Было ли это плодом разыгравшегося воображения — я не поняла, но перед глазами замерцали нити: синие, чёрные, красные и жёлтые — они сплетались в сверкающие образы, рисующие прошлое. Все те же пляж и колдовской круг, но землю покрывала жухлая трава, а громовые тучи громоздились на горизонте. Птицы низко парили над водой, а ветер предупреждающе затих, готовясь к буре.

Я замерла невидимым свидетелем прошлого, а Эймунд стоял рядом, и ветер игрался нашими волосами, путая их.

Вдруг к кругу стала приближаться женщина, одетая во всё чёрное.

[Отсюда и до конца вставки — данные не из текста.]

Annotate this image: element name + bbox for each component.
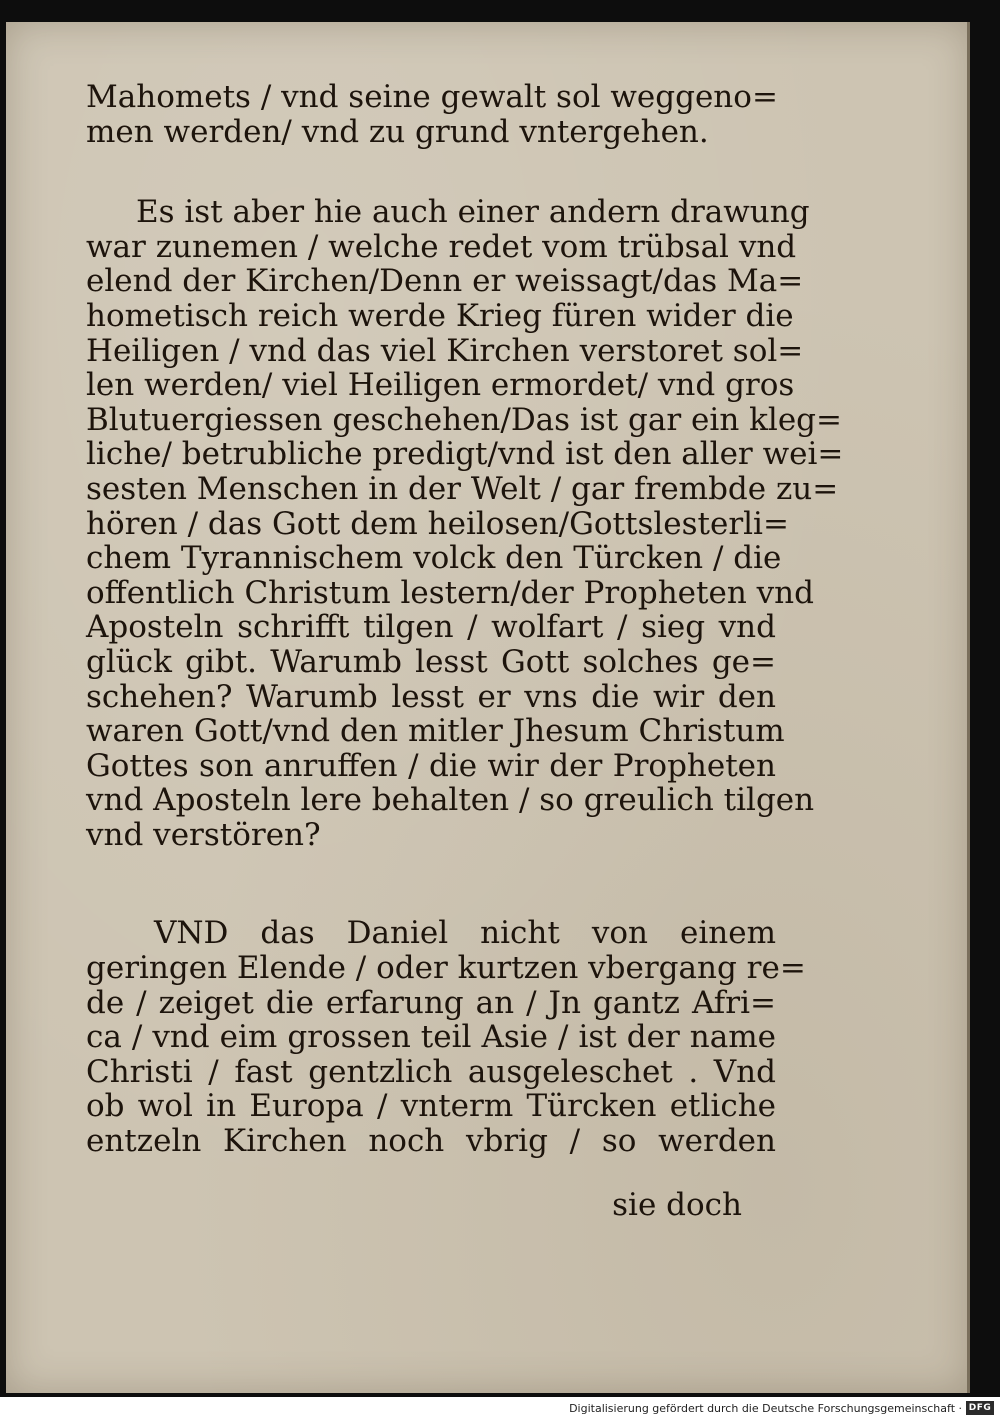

Она бросила вязанку трав в пылающий костёр и начала медленно расхаживать, ударяя посохом по бубну и низко напевая молитву.

— Большинство жрецов и колдунов насилуют себя и сейд, пытаясь его поработить, — объяснил Эймунд. — Посмотри: она бросила в костёр травы, что вызывают галлюцинации. Едкий запах путает рассудок и вызывает потерю сознания. В дурмане колдуны видят сны и образы, что потом толкуют людям.

— Хочешь сказать, что так они дурят и себя, и других? — удивилась я. Предсказания Тьодбьёрг сбывались, а значит, всё же какой-то толк от трав был.

— Нет, — решительно отрезал Эймунд. — Мы говорим только о наделённых даром, а не о шарлатанах. Они пустышки, и за обман будут наказаны, уж поверь. А пока что запомни: весь мир состоит из нитей сейда, как и мы с тобой.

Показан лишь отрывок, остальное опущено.